Hadir pula para intelektual yang menjadi narasumber bedah buku, antara lain Anggota DPD RI sekaligus Pakar Hukum Tata Negara Prof. Jimly Asshiddiqie; Rektor IPB University Prof. Arief Satria; Ketua Dewan Komisioner LPS Purbaya Yudhi Sadewa; serta pengamat marketing Edo Lavika.
Ketua DPR RI ke-20 sekaligus mantan Ketua Komisi III DPR RI bidang Hukum, HAM, dan Keamanan ini menjelaskan, BPS mencatat per Juli 2022, laju inflasi berada di level 4,94 persen, dan pada Agustus diprediksi meningkat dikisaran 5 hingga 6 persen. Bahkan pada September 2022, diprediksi menghadapi ancaman hiper-inflasi, dengan kisaran 10 hingga 12 persen. Ancaman krisis yang ditandai dengan pelambatan ekonomi global, menjadi fenomena yang harus disikapi dengan serius.
“Meskipun hasil survey Bloomberg, Indonesia dianggap sebagai negara dengan tingkat resiko resesi yang kecil, hanya 3 persen, sangat jauh jika dibandingkan rata-rata negara Amerika dan Eropa (40 hingga 55 persen) ataupun negara Asia Pasifik (pada rentang antara 20 hingga 25 persen). Rendahnya angka resiko resesi, tidak boleh membuat kita lalai. Mengingat saat ini kita hidup di era disrupsi, segala hal saling berhubungan dan berbagai kemungkinan dapat terjadi,” jelas Bamsoet.
Wakil Ketua Umum Partai Golkar sekaligus Kepala Badan Hubungan Penegakan Hukum, Pertahanan dan Keamanan KADIN Indonesia ini menerangkan, era disrupsi adalah keniscayaan yang mustahil dihindari, namun dapat disiasati. Misalnya dalam menyikapi krisis energi global, kenaikan harga minyak dunia hingga akhir tahun 2022 diperkirakan mencapai 98 US dolar per barel. Jauh melebihi asumsi APBN 2022 sebesar 63 US dolar per barel. Di sisi lain, beban subsidi untuk BBM, Pertalite, solar, dan LPG sudah mencapai Rp 502 triliun. Kenaikan harga minyak yang terlalu tinggi akan menyulitkan kita dalam mengupayakan tambahan subsidi, untuk meredam tekanan inflasi.

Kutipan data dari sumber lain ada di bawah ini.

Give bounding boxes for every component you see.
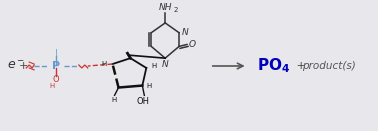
Text: P: P <box>52 61 60 71</box>
Text: product(s): product(s) <box>302 61 356 71</box>
Text: +: + <box>19 61 29 71</box>
Text: NH: NH <box>158 3 172 12</box>
Text: 2: 2 <box>173 7 178 13</box>
Text: H: H <box>101 61 107 67</box>
Text: N: N <box>162 60 169 69</box>
Text: O: O <box>53 75 59 84</box>
Text: H: H <box>151 63 156 69</box>
Text: H: H <box>111 97 116 103</box>
Text: $\mathbf{PO_4}$: $\mathbf{PO_4}$ <box>257 57 291 75</box>
Text: +: + <box>293 61 306 71</box>
Text: OH: OH <box>137 97 150 106</box>
Text: N: N <box>182 28 189 37</box>
Text: |: | <box>54 49 57 58</box>
Text: H: H <box>50 83 55 89</box>
Text: O: O <box>189 40 196 49</box>
Text: $e^-$: $e^-$ <box>7 59 26 72</box>
Text: H: H <box>146 83 152 89</box>
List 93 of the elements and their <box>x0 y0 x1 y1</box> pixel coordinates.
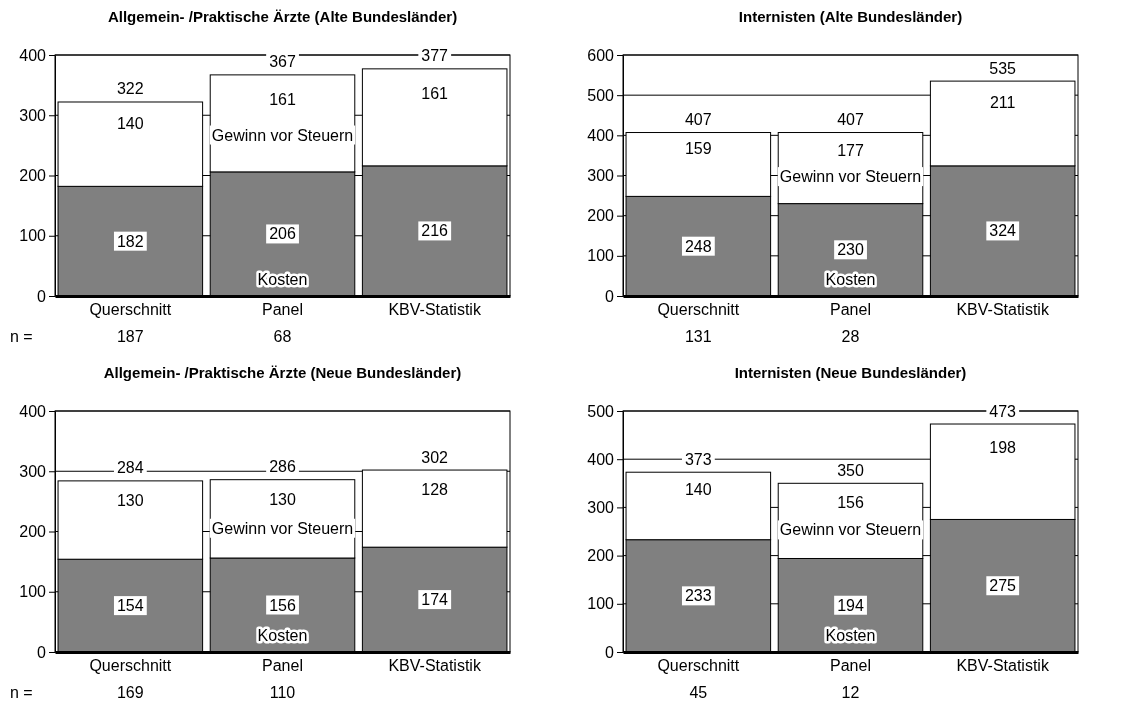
total-label: 367 <box>269 53 296 71</box>
data-label: 140 <box>116 114 144 132</box>
data-label: 156 <box>269 596 296 614</box>
x-tick-label: Querschnitt <box>89 657 172 675</box>
y-tick-label: 400 <box>19 402 47 420</box>
y-tick-label: 300 <box>19 462 47 480</box>
data-label: 230 <box>837 241 864 259</box>
y-tick-label: 0 <box>605 643 615 661</box>
data-label: 161 <box>421 84 449 102</box>
x-tick-label: KBV-Statistik <box>388 657 482 675</box>
total-label: 407 <box>684 111 712 129</box>
y-tick-label: 100 <box>19 227 47 245</box>
data-label: 248 <box>684 237 712 255</box>
series-label: Gewinn vor Steuern <box>211 519 354 537</box>
data-label: 128 <box>421 480 449 498</box>
y-tick-label: 200 <box>19 523 47 541</box>
text: 169 <box>116 684 144 701</box>
x-tick-label: Panel <box>262 657 303 675</box>
total-label: 350 <box>837 461 864 479</box>
series-label: Kosten <box>825 270 876 288</box>
y-tick-label: 400 <box>587 450 615 468</box>
total-label: 286 <box>269 458 296 476</box>
x-tick-label: Querschnitt <box>89 301 172 319</box>
data-label: 206 <box>269 225 296 243</box>
text: 28 <box>841 328 860 345</box>
data-label: 156 <box>837 493 864 511</box>
chart-title: Allgemein- /Praktische Ärzte (Alte Bundesländer) <box>107 8 458 25</box>
data-label: 182 <box>116 232 144 250</box>
y-tick-label: 0 <box>605 287 615 305</box>
data-label: 174 <box>421 591 449 609</box>
total-label: 373 <box>684 450 712 468</box>
total-label: 284 <box>116 459 144 477</box>
y-tick-label: 300 <box>19 106 47 124</box>
series-label: Gewinn vor Steuern <box>211 126 354 144</box>
total-label: 473 <box>989 402 1017 420</box>
x-tick-label: Querschnitt <box>657 657 740 675</box>
y-tick-label: 400 <box>587 126 615 144</box>
x-tick-label: Panel <box>830 657 871 675</box>
x-tick-label: KBV-Statistik <box>956 301 1050 319</box>
y-tick-label: 300 <box>587 499 615 517</box>
chart-title: Internisten (Neue Bundesländer) <box>734 364 967 381</box>
text: 110 <box>269 684 296 701</box>
y-tick-label: 200 <box>587 547 615 565</box>
y-tick-label: 100 <box>19 583 47 601</box>
series-label: Kosten <box>825 626 876 644</box>
x-tick-label: KBV-Statistik <box>956 657 1050 675</box>
total-label: 322 <box>116 80 144 98</box>
y-tick-label: 200 <box>19 167 47 185</box>
data-label: 194 <box>837 596 864 614</box>
series-label: Kosten <box>257 270 308 288</box>
y-tick-label: 100 <box>587 247 615 265</box>
x-tick-label: Panel <box>262 301 303 319</box>
chart-title: Allgemein- /Praktische Ärzte (Neue Bundesländer) <box>103 364 462 381</box>
text: 12 <box>841 684 860 701</box>
x-tick-label: Panel <box>830 301 871 319</box>
y-tick-label: 400 <box>19 46 47 64</box>
y-tick-label: 100 <box>587 595 615 613</box>
y-tick-label: 500 <box>587 86 615 104</box>
x-tick-label: KBV-Statistik <box>388 301 482 319</box>
total-label: 407 <box>837 111 864 129</box>
data-label: 159 <box>684 139 712 157</box>
text: 187 <box>116 328 144 345</box>
text: 45 <box>689 684 708 701</box>
series-label: Gewinn vor Steuern <box>779 521 922 539</box>
y-tick-label: 600 <box>587 46 615 64</box>
text: 68 <box>273 328 292 345</box>
text: 131 <box>684 328 712 345</box>
text: n = <box>10 328 33 345</box>
total-label: 535 <box>989 59 1017 77</box>
data-label: 130 <box>269 490 296 508</box>
series-label: Gewinn vor Steuern <box>779 168 922 186</box>
y-tick-label: 300 <box>587 167 615 185</box>
data-label: 216 <box>421 222 449 240</box>
data-label: 130 <box>116 491 144 509</box>
data-label: 233 <box>684 587 712 605</box>
data-label: 177 <box>837 141 864 159</box>
chart-title: Internisten (Alte Bundesländer) <box>738 8 963 25</box>
total-label: 302 <box>421 448 449 466</box>
data-label: 324 <box>989 222 1017 240</box>
total-label: 377 <box>421 47 449 65</box>
data-label: 154 <box>116 597 144 615</box>
y-tick-label: 0 <box>37 287 47 305</box>
data-label: 161 <box>269 90 296 108</box>
data-label: 198 <box>989 439 1017 457</box>
y-tick-label: 500 <box>587 402 615 420</box>
x-tick-label: Querschnitt <box>657 301 740 319</box>
series-label: Kosten <box>257 626 308 644</box>
data-label: 275 <box>989 577 1017 595</box>
data-label: 211 <box>989 93 1016 111</box>
text: n = <box>10 684 33 701</box>
y-tick-label: 200 <box>587 207 615 225</box>
data-label: 140 <box>684 480 712 498</box>
y-tick-label: 0 <box>37 643 47 661</box>
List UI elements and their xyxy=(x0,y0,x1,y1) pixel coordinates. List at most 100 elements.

“Salah satu cara menyiasatinya, kita harus mempercepat migrasi kendaraan dari berbahan bakar minyak ke bermotor listrik. Setiap pengalihan satu unit kendaraan berbahan bakar minyak ke bermotor listrik, akan berkontribusi pada pengurangan subsidi negara sebesar Rp 22,9 juta per tahun. Langkah alternatif lainnya dengan mengubah skema pemberian subsidi energi, menjadi subsidi yang diberikan secara langsung kepada orang yang tidak mampu, sehingga lebih tepat sasaran,” terang Bamsoet.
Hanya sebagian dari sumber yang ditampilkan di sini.